George Arnald ( 1763 – 1841)

Les organisations qui se réclament du mouvement ouvrier et de la révolution sociale sont plongées dans une profonde crise d’identité. Notre courant subit la tempête de plein fouet. Le processus s’est accéléré ces derniers mois, tant au niveau international qu’en Espagne ou en France. Nous nous abstiendrons ici de décrire les « faits » et vous épargnerons les derniers épisodes. Partant de l’hypothèse que ces divisions ne se limitent pas à des conflits de personnes, à des tentatives de prise de pouvoir et d’accaparement du patrimoine matériel et/ou symbolique, nous proposons ici une analyse des divergences qui nous semblent importantes. Il faut noter que les caractéristiques que nous distinguons ne recoupent pas exactement les organisations en conflit : elles constituent des tendances plus ou moins représentées au sein de celles-ci.

Historiquement l’anarcho-syndicalisme a pu faire tenir ensemble anarchisme et syndicalisme, mais ce n’est plus le cas aujourd’hui et les scissions et autres expulsions ont pour toile de fond l’opposition entre deux conceptions de l’organisation que l’on peut distinguer schématiquement.

La première est celle d’une organisation de militant-e-s avant tout, même si celle-ci peut compter des personnes moins actives. Ses membres mènent des actions sur les lieux de travail et s’engagent aussi dans des activités sociales et culturelles. Elles/ils s’impliquent dans des mobilisations en solidarité avec d’autres luttes : féministes, contre les prisons et la répression, contre les expulsions de logements, pour la défense de lieux occupés, etc. La devise c’est : « aujourd’hui pour toi, demain pour moi ». La volonté de réaliser d’ores et déjà la plus grande égalité possible entre toutes et tous entraîne une rotation des tâches, la circulation de l’information et le respect du mandat impératif. Dans ce modèle, l’engagement passe avant le nombre des cotisants.
Au sein de l’entreprise, il s’agit de conserver l’autonomie du syndicat en refusant la collaboration paritaire et en constituant une organisation indépendante des influences patronales et étatiques (section syndicale).

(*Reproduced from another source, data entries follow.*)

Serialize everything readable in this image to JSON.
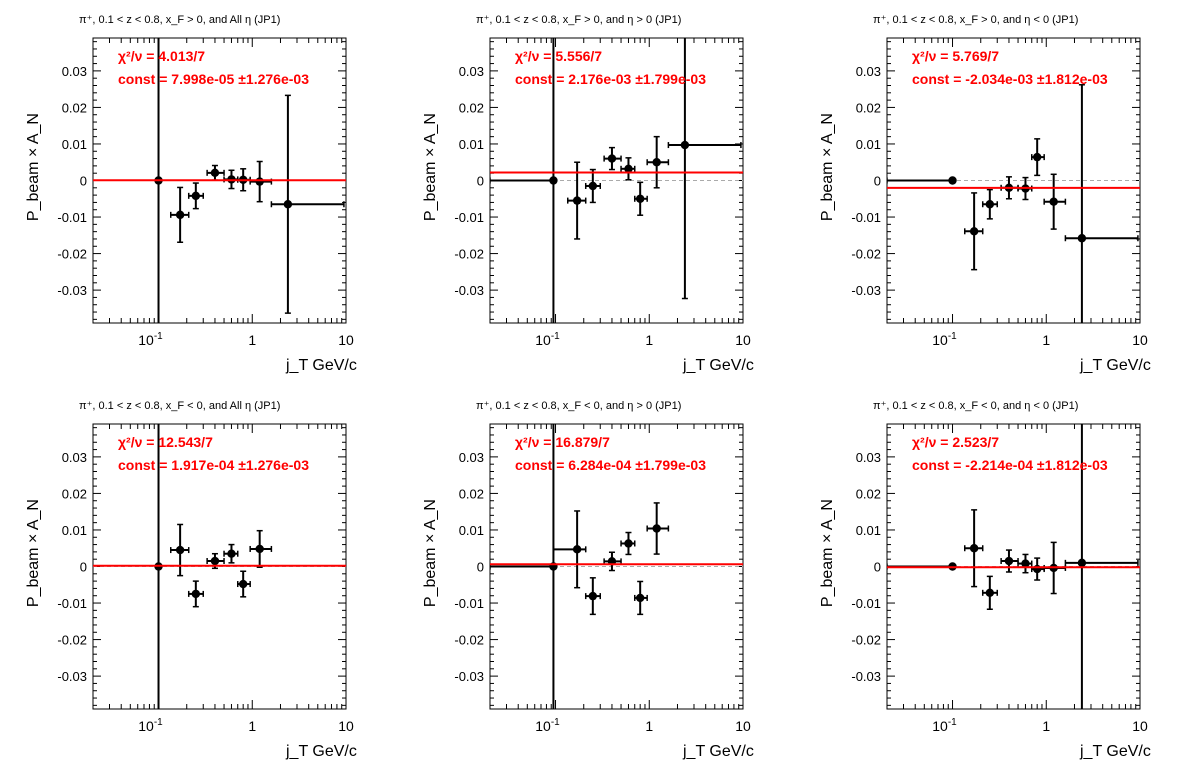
{
  "colors": {
    "fit": "#ff0000",
    "zero": "#aaaaaa",
    "points": "#000000"
  },
  "chart_data": [
    {
      "type": "scatter",
      "title": "π⁺, 0.1 < z < 0.8, x_F > 0, and All η (JP1)",
      "xlabel": "j_T GeV/c",
      "ylabel": "P_beam × A_N",
      "xscale": "log",
      "xlim": [
        0.02,
        10
      ],
      "ylim": [
        -0.039,
        0.039
      ],
      "xticks": [
        0.1,
        1,
        10
      ],
      "yticks": [
        -0.03,
        -0.02,
        -0.01,
        0,
        0.01,
        0.02,
        0.03
      ],
      "fit": {
        "chi2_label": "χ²/ν = 4.013/7",
        "const_label": "const = 7.998e-05  ±1.276e-03",
        "const": 8e-05
      },
      "points": [
        {
          "x": 0.1,
          "y": 0.0,
          "xlo": 0.1,
          "xhi": 0.1,
          "ey": 0.06
        },
        {
          "x": 0.17,
          "y": -0.0094,
          "xlo": 0.135,
          "xhi": 0.21,
          "ey": 0.0075
        },
        {
          "x": 0.25,
          "y": -0.0042,
          "xlo": 0.21,
          "xhi": 0.3,
          "ey": 0.0035
        },
        {
          "x": 0.4,
          "y": 0.0021,
          "xlo": 0.33,
          "xhi": 0.5,
          "ey": 0.002
        },
        {
          "x": 0.6,
          "y": 0.0003,
          "xlo": 0.5,
          "xhi": 0.7,
          "ey": 0.0025
        },
        {
          "x": 0.8,
          "y": 0.0002,
          "xlo": 0.7,
          "xhi": 0.95,
          "ey": 0.003
        },
        {
          "x": 1.2,
          "y": -0.0003,
          "xlo": 0.95,
          "xhi": 1.6,
          "ey": 0.0055
        },
        {
          "x": 2.4,
          "y": -0.0065,
          "xlo": 1.6,
          "xhi": 9.5,
          "ey": 0.0298
        }
      ]
    },
    {
      "type": "scatter",
      "title": "π⁺, 0.1 < z < 0.8, x_F > 0, and η > 0 (JP1)",
      "xlabel": "j_T GeV/c",
      "ylabel": "P_beam × A_N",
      "xscale": "log",
      "xlim": [
        0.02,
        10
      ],
      "ylim": [
        -0.039,
        0.039
      ],
      "xticks": [
        0.1,
        1,
        10
      ],
      "yticks": [
        -0.03,
        -0.02,
        -0.01,
        0,
        0.01,
        0.02,
        0.03
      ],
      "fit": {
        "chi2_label": "χ²/ν = 5.556/7",
        "const_label": "const = 2.176e-03  ±1.799e-03",
        "const": 0.002176
      },
      "points": [
        {
          "x": 0.095,
          "y": 0.0,
          "xlo": 0.02,
          "xhi": 0.095,
          "ey": 0.06
        },
        {
          "x": 0.17,
          "y": -0.0055,
          "xlo": 0.135,
          "xhi": 0.21,
          "ey": 0.0105
        },
        {
          "x": 0.25,
          "y": -0.0015,
          "xlo": 0.21,
          "xhi": 0.3,
          "ey": 0.0045
        },
        {
          "x": 0.4,
          "y": 0.006,
          "xlo": 0.33,
          "xhi": 0.5,
          "ey": 0.003
        },
        {
          "x": 0.6,
          "y": 0.0032,
          "xlo": 0.5,
          "xhi": 0.7,
          "ey": 0.003
        },
        {
          "x": 0.8,
          "y": -0.005,
          "xlo": 0.7,
          "xhi": 0.95,
          "ey": 0.0045
        },
        {
          "x": 1.2,
          "y": 0.005,
          "xlo": 0.95,
          "xhi": 1.6,
          "ey": 0.007
        },
        {
          "x": 2.4,
          "y": 0.0097,
          "xlo": 1.6,
          "xhi": 9.5,
          "ey": 0.042
        }
      ]
    },
    {
      "type": "scatter",
      "title": "π⁺, 0.1 < z < 0.8, x_F > 0, and η < 0 (JP1)",
      "xlabel": "j_T GeV/c",
      "ylabel": "P_beam × A_N",
      "xscale": "log",
      "xlim": [
        0.02,
        10
      ],
      "ylim": [
        -0.039,
        0.039
      ],
      "xticks": [
        0.1,
        1,
        10
      ],
      "yticks": [
        -0.03,
        -0.02,
        -0.01,
        0,
        0.01,
        0.02,
        0.03
      ],
      "fit": {
        "chi2_label": "χ²/ν = 5.769/7",
        "const_label": "const = -2.034e-03  ±1.812e-03",
        "const": -0.002034
      },
      "points": [
        {
          "x": 0.1,
          "y": 0.0,
          "xlo": 0.02,
          "xhi": 0.1,
          "ey": 0.0
        },
        {
          "x": 0.17,
          "y": -0.0139,
          "xlo": 0.135,
          "xhi": 0.21,
          "ey": 0.0105
        },
        {
          "x": 0.25,
          "y": -0.0065,
          "xlo": 0.21,
          "xhi": 0.3,
          "ey": 0.004
        },
        {
          "x": 0.4,
          "y": -0.002,
          "xlo": 0.33,
          "xhi": 0.5,
          "ey": 0.003
        },
        {
          "x": 0.6,
          "y": -0.0022,
          "xlo": 0.5,
          "xhi": 0.7,
          "ey": 0.003
        },
        {
          "x": 0.8,
          "y": 0.0064,
          "xlo": 0.7,
          "xhi": 0.95,
          "ey": 0.005
        },
        {
          "x": 1.2,
          "y": -0.0058,
          "xlo": 0.95,
          "xhi": 1.6,
          "ey": 0.0075
        },
        {
          "x": 2.4,
          "y": -0.0158,
          "xlo": 1.6,
          "xhi": 9.5,
          "ey": 0.042
        }
      ]
    },
    {
      "type": "scatter",
      "title": "π⁺, 0.1 < z < 0.8, x_F < 0, and All η (JP1)",
      "xlabel": "j_T GeV/c",
      "ylabel": "P_beam × A_N",
      "xscale": "log",
      "xlim": [
        0.02,
        10
      ],
      "ylim": [
        -0.039,
        0.039
      ],
      "xticks": [
        0.1,
        1,
        10
      ],
      "yticks": [
        -0.03,
        -0.02,
        -0.01,
        0,
        0.01,
        0.02,
        0.03
      ],
      "fit": {
        "chi2_label": "χ²/ν = 12.543/7",
        "const_label": "const = 1.917e-04  ±1.276e-03",
        "const": 0.0001917
      },
      "points": [
        {
          "x": 0.1,
          "y": 0.0,
          "xlo": 0.1,
          "xhi": 0.1,
          "ey": 0.06
        },
        {
          "x": 0.17,
          "y": 0.0045,
          "xlo": 0.135,
          "xhi": 0.21,
          "ey": 0.007
        },
        {
          "x": 0.25,
          "y": -0.0075,
          "xlo": 0.21,
          "xhi": 0.3,
          "ey": 0.0035
        },
        {
          "x": 0.4,
          "y": 0.0015,
          "xlo": 0.33,
          "xhi": 0.5,
          "ey": 0.002
        },
        {
          "x": 0.6,
          "y": 0.0035,
          "xlo": 0.5,
          "xhi": 0.7,
          "ey": 0.0025
        },
        {
          "x": 0.8,
          "y": -0.0048,
          "xlo": 0.7,
          "xhi": 0.95,
          "ey": 0.0035
        },
        {
          "x": 1.2,
          "y": 0.0048,
          "xlo": 0.95,
          "xhi": 1.6,
          "ey": 0.005
        }
      ]
    },
    {
      "type": "scatter",
      "title": "π⁺, 0.1 < z < 0.8, x_F < 0, and η > 0 (JP1)",
      "xlabel": "j_T GeV/c",
      "ylabel": "P_beam × A_N",
      "xscale": "log",
      "xlim": [
        0.02,
        10
      ],
      "ylim": [
        -0.039,
        0.039
      ],
      "xticks": [
        0.1,
        1,
        10
      ],
      "yticks": [
        -0.03,
        -0.02,
        -0.01,
        0,
        0.01,
        0.02,
        0.03
      ],
      "fit": {
        "chi2_label": "χ²/ν = 16.879/7",
        "const_label": "const = 6.284e-04  ±1.799e-03",
        "const": 0.0006284
      },
      "points": [
        {
          "x": 0.095,
          "y": 0.0,
          "xlo": 0.02,
          "xhi": 0.095,
          "ey": 0.06
        },
        {
          "x": 0.17,
          "y": 0.0047,
          "xlo": 0.095,
          "xhi": 0.21,
          "ey": 0.0105
        },
        {
          "x": 0.25,
          "y": -0.0081,
          "xlo": 0.21,
          "xhi": 0.3,
          "ey": 0.005
        },
        {
          "x": 0.4,
          "y": 0.0014,
          "xlo": 0.33,
          "xhi": 0.5,
          "ey": 0.0025
        },
        {
          "x": 0.6,
          "y": 0.0063,
          "xlo": 0.5,
          "xhi": 0.7,
          "ey": 0.003
        },
        {
          "x": 0.8,
          "y": -0.0086,
          "xlo": 0.7,
          "xhi": 0.95,
          "ey": 0.0045
        },
        {
          "x": 1.2,
          "y": 0.0104,
          "xlo": 0.95,
          "xhi": 1.6,
          "ey": 0.007
        }
      ]
    },
    {
      "type": "scatter",
      "title": "π⁺, 0.1 < z < 0.8, x_F < 0, and η < 0 (JP1)",
      "xlabel": "j_T GeV/c",
      "ylabel": "P_beam × A_N",
      "xscale": "log",
      "xlim": [
        0.02,
        10
      ],
      "ylim": [
        -0.039,
        0.039
      ],
      "xticks": [
        0.1,
        1,
        10
      ],
      "yticks": [
        -0.03,
        -0.02,
        -0.01,
        0,
        0.01,
        0.02,
        0.03
      ],
      "fit": {
        "chi2_label": "χ²/ν = 2.523/7",
        "const_label": "const = -2.214e-04  ±1.812e-03",
        "const": -0.0002214
      },
      "points": [
        {
          "x": 0.1,
          "y": 0.0,
          "xlo": 0.02,
          "xhi": 0.1,
          "ey": 0.0
        },
        {
          "x": 0.17,
          "y": 0.005,
          "xlo": 0.135,
          "xhi": 0.21,
          "ey": 0.0105
        },
        {
          "x": 0.25,
          "y": -0.0072,
          "xlo": 0.21,
          "xhi": 0.3,
          "ey": 0.0045
        },
        {
          "x": 0.4,
          "y": 0.0015,
          "xlo": 0.33,
          "xhi": 0.5,
          "ey": 0.003
        },
        {
          "x": 0.6,
          "y": 0.0008,
          "xlo": 0.5,
          "xhi": 0.7,
          "ey": 0.0025
        },
        {
          "x": 0.8,
          "y": -0.0007,
          "xlo": 0.7,
          "xhi": 0.95,
          "ey": 0.003
        },
        {
          "x": 1.2,
          "y": -0.0004,
          "xlo": 0.95,
          "xhi": 1.6,
          "ey": 0.007
        },
        {
          "x": 2.4,
          "y": 0.001,
          "xlo": 1.6,
          "xhi": 9.5,
          "ey": 0.042
        }
      ]
    }
  ]
}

La deuxième conception qualifiée de « moderne » par ses partisans et de « réformiste » par ses détracteurs est celle d’une organisation des gens par les militant-e-s. Il s’agit de se mettre au service des salarié-e-s en leur offrant infrastructure et expertise pour mener à bien la lutte. Dans ce modèle, le syndicat a vocation à devenir une organisation de masse : le nombre des adhérents (cotisants) est la priorité. Les partisans de cette approche reprochent à l’AIT, par exemple, d’être groupusculaire et de les empêcher de s’épanouir. Il leur arrive de se définir comme « syndicalistes révolutionnaires ». Au nom du « pragmatisme », ils/elles participent aux élections syndicales et aux comités d’entreprise. Dans ce modèle, il est difficile d’échapper à un avant-gardisme qui entraîne une professionnalisation de certains membres de l’organisation ou associés (cabinet juridico-social en Espagne).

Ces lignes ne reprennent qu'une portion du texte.